I think this might be closer to what you're asking for:

SELECT j.jobtitle, e1.employeeName, e2.employeename, e3.employeename
FROM jobs AS j
LEFT OUTER JOIN employee AS e1 ON e1.jobid = j.jobid AND e1.companyid = 1
LEFT OUTER JOIN employee AS e2 ON e2.jobid = j.jobid AND e2.companyid = 2
LEFT OUTER JOIN employee AS e3 ON e3.jobid = j.jobid AND e3.companyid = 3
ORDER BY j.jobtitle

The LEFT OUTER JOIN will give you NULL where there is no match.
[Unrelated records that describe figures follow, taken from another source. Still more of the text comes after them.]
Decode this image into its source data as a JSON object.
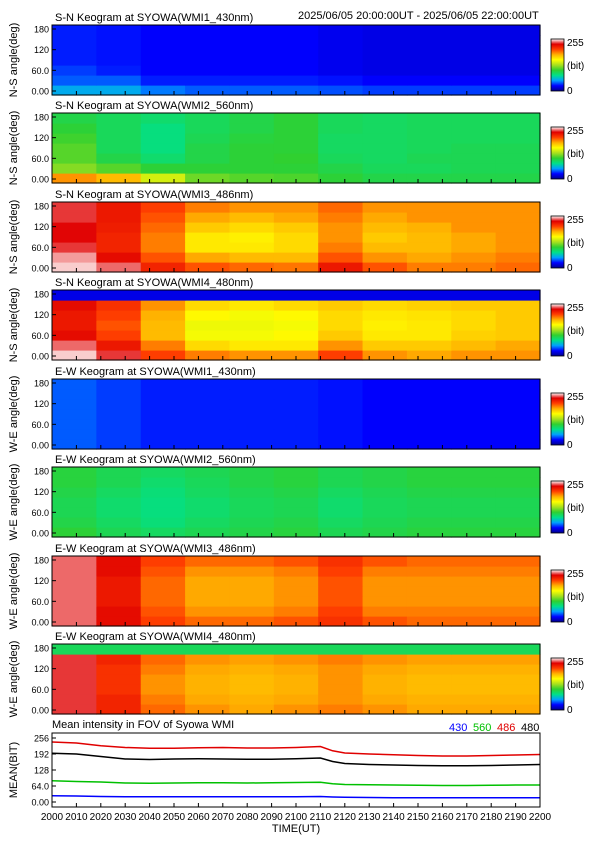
{
  "header": {
    "time_range": "2025/06/05 20:00:00UT - 2025/06/05 22:00:00UT"
  },
  "colorbar": {
    "max_label": "255",
    "unit_label": "(bit)",
    "min_label": "0",
    "stops": [
      "#00008b",
      "#0000ff",
      "#00a0ff",
      "#00e08a",
      "#30d030",
      "#a8e01e",
      "#ffff00",
      "#ffb000",
      "#ff4000",
      "#e00000",
      "#ffffff"
    ]
  },
  "chart_data": [
    {
      "type": "heatmap",
      "title": "S-N Keogram at SYOWA(WMI1_430nm)",
      "ylabel": "N-S angle(deg)",
      "yticks": [
        "180",
        "120",
        "60.0",
        "0.00"
      ],
      "ylim": [
        0,
        180
      ],
      "xlim": [
        2000,
        2200
      ],
      "value_range": [
        0,
        255
      ],
      "columns_x": [
        2000,
        2020,
        2040,
        2060,
        2080,
        2100,
        2120,
        2140,
        2160,
        2180,
        2200
      ],
      "rows_angle": [
        0,
        30,
        60,
        90,
        120,
        150,
        180
      ],
      "values": [
        [
          55,
          55,
          45,
          40,
          40,
          40,
          38,
          35,
          35,
          35,
          35
        ],
        [
          40,
          40,
          30,
          30,
          30,
          30,
          28,
          25,
          25,
          25,
          25
        ],
        [
          35,
          30,
          25,
          25,
          25,
          25,
          22,
          20,
          20,
          20,
          20
        ],
        [
          30,
          28,
          25,
          25,
          25,
          25,
          22,
          20,
          20,
          20,
          20
        ],
        [
          30,
          28,
          25,
          25,
          25,
          25,
          22,
          20,
          20,
          20,
          20
        ],
        [
          30,
          28,
          25,
          25,
          25,
          25,
          22,
          20,
          20,
          20,
          20
        ],
        [
          30,
          28,
          25,
          25,
          25,
          25,
          22,
          20,
          20,
          20,
          20
        ]
      ]
    },
    {
      "type": "heatmap",
      "title": "S-N Keogram at SYOWA(WMI2_560nm)",
      "ylabel": "N-S angle(deg)",
      "yticks": [
        "180",
        "120",
        "60.0",
        "0.00"
      ],
      "ylim": [
        0,
        180
      ],
      "xlim": [
        2000,
        2200
      ],
      "value_range": [
        0,
        255
      ],
      "columns_x": [
        2000,
        2020,
        2040,
        2060,
        2080,
        2100,
        2120,
        2140,
        2160,
        2180,
        2200
      ],
      "rows_angle": [
        0,
        30,
        60,
        90,
        120,
        150,
        180
      ],
      "values": [
        [
          185,
          175,
          140,
          115,
          110,
          108,
          100,
          95,
          95,
          95,
          95
        ],
        [
          120,
          110,
          100,
          100,
          100,
          100,
          95,
          90,
          90,
          92,
          92
        ],
        [
          110,
          95,
          85,
          95,
          100,
          102,
          90,
          88,
          92,
          92,
          92
        ],
        [
          110,
          90,
          80,
          95,
          100,
          100,
          88,
          88,
          90,
          92,
          92
        ],
        [
          105,
          90,
          80,
          92,
          98,
          100,
          88,
          88,
          90,
          90,
          90
        ],
        [
          100,
          90,
          80,
          90,
          95,
          100,
          90,
          88,
          90,
          90,
          90
        ],
        [
          95,
          90,
          85,
          90,
          95,
          100,
          90,
          88,
          90,
          90,
          90
        ]
      ]
    },
    {
      "type": "heatmap",
      "title": "S-N Keogram at SYOWA(WMI3_486nm)",
      "ylabel": "N-S angle(deg)",
      "yticks": [
        "180",
        "120",
        "60.0",
        "0.00"
      ],
      "ylim": [
        0,
        180
      ],
      "xlim": [
        2000,
        2200
      ],
      "value_range": [
        0,
        255
      ],
      "columns_x": [
        2000,
        2020,
        2040,
        2060,
        2080,
        2100,
        2120,
        2140,
        2160,
        2180,
        2200
      ],
      "rows_angle": [
        0,
        30,
        60,
        90,
        120,
        150,
        180
      ],
      "values": [
        [
          250,
          240,
          215,
          200,
          195,
          192,
          220,
          200,
          190,
          190,
          195
        ],
        [
          245,
          225,
          200,
          180,
          175,
          175,
          200,
          185,
          180,
          185,
          190
        ],
        [
          235,
          215,
          190,
          160,
          160,
          165,
          190,
          175,
          175,
          180,
          185
        ],
        [
          230,
          215,
          190,
          160,
          158,
          165,
          185,
          170,
          175,
          180,
          185
        ],
        [
          230,
          218,
          195,
          170,
          165,
          170,
          185,
          175,
          178,
          185,
          185
        ],
        [
          235,
          220,
          200,
          180,
          175,
          180,
          190,
          180,
          185,
          185,
          185
        ],
        [
          235,
          220,
          205,
          190,
          185,
          185,
          195,
          185,
          185,
          185,
          185
        ]
      ]
    },
    {
      "type": "heatmap",
      "title": "S-N Keogram at SYOWA(WMI4_480nm)",
      "ylabel": "N-S angle(deg)",
      "yticks": [
        "180",
        "120",
        "60.0",
        "0.00"
      ],
      "ylim": [
        0,
        180
      ],
      "xlim": [
        2000,
        2200
      ],
      "value_range": [
        0,
        255
      ],
      "columns_x": [
        2000,
        2020,
        2040,
        2060,
        2080,
        2100,
        2120,
        2140,
        2160,
        2180,
        2200
      ],
      "rows_angle": [
        0,
        30,
        60,
        90,
        120,
        150,
        180
      ],
      "values": [
        [
          250,
          235,
          205,
          190,
          185,
          185,
          205,
          185,
          180,
          185,
          185
        ],
        [
          240,
          220,
          190,
          165,
          160,
          160,
          185,
          170,
          170,
          175,
          180
        ],
        [
          225,
          205,
          175,
          150,
          150,
          155,
          170,
          160,
          160,
          168,
          170
        ],
        [
          220,
          200,
          175,
          148,
          148,
          150,
          165,
          158,
          160,
          165,
          170
        ],
        [
          220,
          205,
          178,
          155,
          150,
          155,
          165,
          160,
          162,
          165,
          170
        ],
        [
          225,
          210,
          185,
          165,
          160,
          165,
          170,
          165,
          168,
          170,
          170
        ],
        [
          20,
          20,
          20,
          20,
          20,
          20,
          20,
          20,
          20,
          20,
          20
        ]
      ]
    },
    {
      "type": "heatmap",
      "title": "E-W Keogram at SYOWA(WMI1_430nm)",
      "ylabel": "W-E angle(deg)",
      "yticks": [
        "180",
        "120",
        "60.0",
        "0.00"
      ],
      "ylim": [
        0,
        180
      ],
      "xlim": [
        2000,
        2200
      ],
      "value_range": [
        0,
        255
      ],
      "columns_x": [
        2000,
        2020,
        2040,
        2060,
        2080,
        2100,
        2120,
        2140,
        2160,
        2180,
        2200
      ],
      "rows_angle": [
        0,
        30,
        60,
        90,
        120,
        150,
        180
      ],
      "values": [
        [
          40,
          35,
          30,
          30,
          30,
          30,
          28,
          25,
          25,
          25,
          25
        ],
        [
          40,
          35,
          30,
          30,
          30,
          30,
          28,
          25,
          25,
          25,
          25
        ],
        [
          40,
          35,
          30,
          30,
          30,
          30,
          28,
          25,
          25,
          25,
          25
        ],
        [
          40,
          35,
          30,
          30,
          30,
          30,
          28,
          25,
          25,
          25,
          25
        ],
        [
          40,
          35,
          30,
          30,
          30,
          30,
          28,
          25,
          25,
          25,
          25
        ],
        [
          40,
          35,
          30,
          30,
          30,
          30,
          28,
          25,
          25,
          25,
          25
        ],
        [
          40,
          35,
          30,
          30,
          30,
          30,
          28,
          25,
          25,
          25,
          25
        ]
      ]
    },
    {
      "type": "heatmap",
      "title": "E-W Keogram at SYOWA(WMI2_560nm)",
      "ylabel": "W-E angle(deg)",
      "yticks": [
        "180",
        "120",
        "60.0",
        "0.00"
      ],
      "ylim": [
        0,
        180
      ],
      "xlim": [
        2000,
        2200
      ],
      "value_range": [
        0,
        255
      ],
      "columns_x": [
        2000,
        2020,
        2040,
        2060,
        2080,
        2100,
        2120,
        2140,
        2160,
        2180,
        2200
      ],
      "rows_angle": [
        0,
        30,
        60,
        90,
        120,
        150,
        180
      ],
      "values": [
        [
          100,
          92,
          88,
          92,
          95,
          98,
          92,
          95,
          98,
          98,
          98
        ],
        [
          95,
          88,
          82,
          88,
          92,
          95,
          88,
          92,
          95,
          95,
          95
        ],
        [
          92,
          85,
          80,
          85,
          90,
          92,
          85,
          90,
          92,
          92,
          92
        ],
        [
          92,
          85,
          80,
          85,
          90,
          92,
          85,
          90,
          92,
          92,
          92
        ],
        [
          95,
          88,
          82,
          88,
          92,
          95,
          88,
          92,
          95,
          95,
          95
        ],
        [
          98,
          92,
          85,
          90,
          95,
          98,
          92,
          95,
          98,
          98,
          98
        ],
        [
          98,
          92,
          88,
          92,
          95,
          98,
          92,
          95,
          98,
          98,
          98
        ]
      ]
    },
    {
      "type": "heatmap",
      "title": "E-W Keogram at SYOWA(WMI3_486nm)",
      "ylabel": "W-E angle(deg)",
      "yticks": [
        "180",
        "120",
        "60.0",
        "0.00"
      ],
      "ylim": [
        0,
        180
      ],
      "xlim": [
        2000,
        2200
      ],
      "value_range": [
        0,
        255
      ],
      "columns_x": [
        2000,
        2020,
        2040,
        2060,
        2080,
        2100,
        2120,
        2140,
        2160,
        2180,
        2200
      ],
      "rows_angle": [
        0,
        30,
        60,
        90,
        120,
        150,
        180
      ],
      "values": [
        [
          240,
          225,
          205,
          195,
          195,
          200,
          210,
          200,
          195,
          195,
          195
        ],
        [
          240,
          225,
          200,
          185,
          185,
          190,
          205,
          190,
          190,
          190,
          190
        ],
        [
          240,
          220,
          195,
          180,
          180,
          185,
          200,
          185,
          185,
          185,
          185
        ],
        [
          240,
          220,
          195,
          180,
          180,
          185,
          200,
          185,
          185,
          185,
          185
        ],
        [
          240,
          220,
          195,
          180,
          180,
          185,
          200,
          185,
          185,
          185,
          185
        ],
        [
          240,
          225,
          200,
          185,
          185,
          190,
          205,
          190,
          190,
          190,
          190
        ],
        [
          240,
          225,
          205,
          195,
          195,
          200,
          210,
          200,
          195,
          195,
          195
        ]
      ]
    },
    {
      "type": "heatmap",
      "title": "E-W Keogram at SYOWA(WMI4_480nm)",
      "ylabel": "W-E angle(deg)",
      "yticks": [
        "180",
        "120",
        "60.0",
        "0.00"
      ],
      "ylim": [
        0,
        180
      ],
      "xlim": [
        2000,
        2200
      ],
      "value_range": [
        0,
        255
      ],
      "columns_x": [
        2000,
        2020,
        2040,
        2060,
        2080,
        2100,
        2120,
        2140,
        2160,
        2180,
        2200
      ],
      "rows_angle": [
        0,
        30,
        60,
        90,
        120,
        150,
        180
      ],
      "values": [
        [
          235,
          215,
          195,
          185,
          180,
          185,
          190,
          185,
          180,
          180,
          180
        ],
        [
          235,
          215,
          190,
          180,
          178,
          180,
          185,
          180,
          178,
          178,
          178
        ],
        [
          235,
          210,
          185,
          178,
          175,
          178,
          185,
          178,
          175,
          175,
          175
        ],
        [
          235,
          210,
          185,
          178,
          175,
          178,
          185,
          178,
          175,
          175,
          175
        ],
        [
          235,
          210,
          190,
          180,
          178,
          180,
          185,
          180,
          178,
          178,
          178
        ],
        [
          235,
          215,
          195,
          185,
          182,
          185,
          190,
          185,
          182,
          182,
          182
        ],
        [
          90,
          90,
          90,
          90,
          90,
          90,
          90,
          90,
          90,
          90,
          90
        ]
      ]
    },
    {
      "type": "line",
      "title": "Mean intensity in FOV of Syowa WMI",
      "xlabel": "TIME(UT)",
      "ylabel": "MEAN(BIT)",
      "xlim": [
        2000,
        2200
      ],
      "ylim": [
        0,
        256
      ],
      "xticks": [
        "2000",
        "2010",
        "2020",
        "2030",
        "2040",
        "2050",
        "2060",
        "2070",
        "2080",
        "2090",
        "2100",
        "2110",
        "2120",
        "2130",
        "2140",
        "2150",
        "2160",
        "2170",
        "2180",
        "2190",
        "2200"
      ],
      "yticks": [
        "256",
        "192",
        "128",
        "64.0",
        "0.00"
      ],
      "x": [
        2000,
        2010,
        2020,
        2030,
        2040,
        2050,
        2060,
        2070,
        2080,
        2090,
        2100,
        2110,
        2115,
        2120,
        2130,
        2140,
        2150,
        2160,
        2170,
        2180,
        2190,
        2200
      ],
      "series": [
        {
          "name": "430",
          "color": "#0000ff",
          "values": [
            25,
            24,
            22,
            21,
            21,
            21,
            21,
            21,
            21,
            21,
            21,
            22,
            20,
            19,
            18,
            17,
            17,
            17,
            17,
            17,
            17,
            17
          ]
        },
        {
          "name": "560",
          "color": "#00c000",
          "values": [
            85,
            82,
            80,
            76,
            75,
            76,
            77,
            77,
            76,
            77,
            78,
            79,
            73,
            70,
            69,
            68,
            67,
            66,
            66,
            67,
            68,
            68
          ]
        },
        {
          "name": "486",
          "color": "#e00000",
          "values": [
            240,
            236,
            225,
            218,
            215,
            215,
            217,
            218,
            216,
            216,
            218,
            222,
            205,
            196,
            192,
            189,
            186,
            184,
            184,
            186,
            188,
            190
          ]
        },
        {
          "name": "480",
          "color": "#000000",
          "values": [
            195,
            192,
            182,
            172,
            170,
            172,
            173,
            172,
            171,
            171,
            173,
            176,
            162,
            154,
            150,
            148,
            146,
            145,
            145,
            146,
            148,
            150
          ]
        }
      ]
    }
  ]
}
You can see how it might get ugly after you have added a few companies. If you have indexed your id columns, this will not be slow. Don't fear the join - databases are made for it!

Andrew
I get the gist of this query, and it's a very clever idea. I generated the SQL in PHP code, printed it out and ran it in phpMyAdmin, and it ran for over 15 minutes without finishing. I wonder if it has to do with the large number of NULL values there are in the data?
iopener
A: 

Replace the variables to the corresponding company ids and increase @@group_concat_max_len if required:

SELECT
    jobtitle as '',
    GROUP_CONCAT(IF(companyid=@companyA_id, employeename,NULL) SEPARATOR '\n') as `Company A`,
    GROUP_CONCAT(IF(companyid=@companyB_id, employeename,NULL) SEPARATOR '\n') as `Company B`,
    GROUP_CONCAT(IF(companyid=@companyC_id, employeename,NULL) SEPARATOR '\n') as `Company C`
FROM employee
LEFT JOIN company
    USING (companyid)
LEFT JOIN job
    USING (jobid)
GROUP BY jobid;

UPD: Seems like you do not even need a JOIN to the company table, thus it might be simplified to:

SELECT
    jobtitle as '',
    GROUP_CONCAT(IF(companyid=@companyA_id, employeename,NULL) SEPARATOR '\n') as `Company A`,
    GROUP_CONCAT(IF(companyid=@companyB_id, employeename,NULL) SEPARATOR '\n') as `Company B`,
    GROUP_CONCAT(IF(companyid=@companyC_id, employeename,NULL) SEPARATOR '\n') as `Company C`
FROM employee
LEFT JOIN job
    USING (jobid)
GROUP BY jobid;

But you will probably need an index on companyid field in employee table in that case.

newtover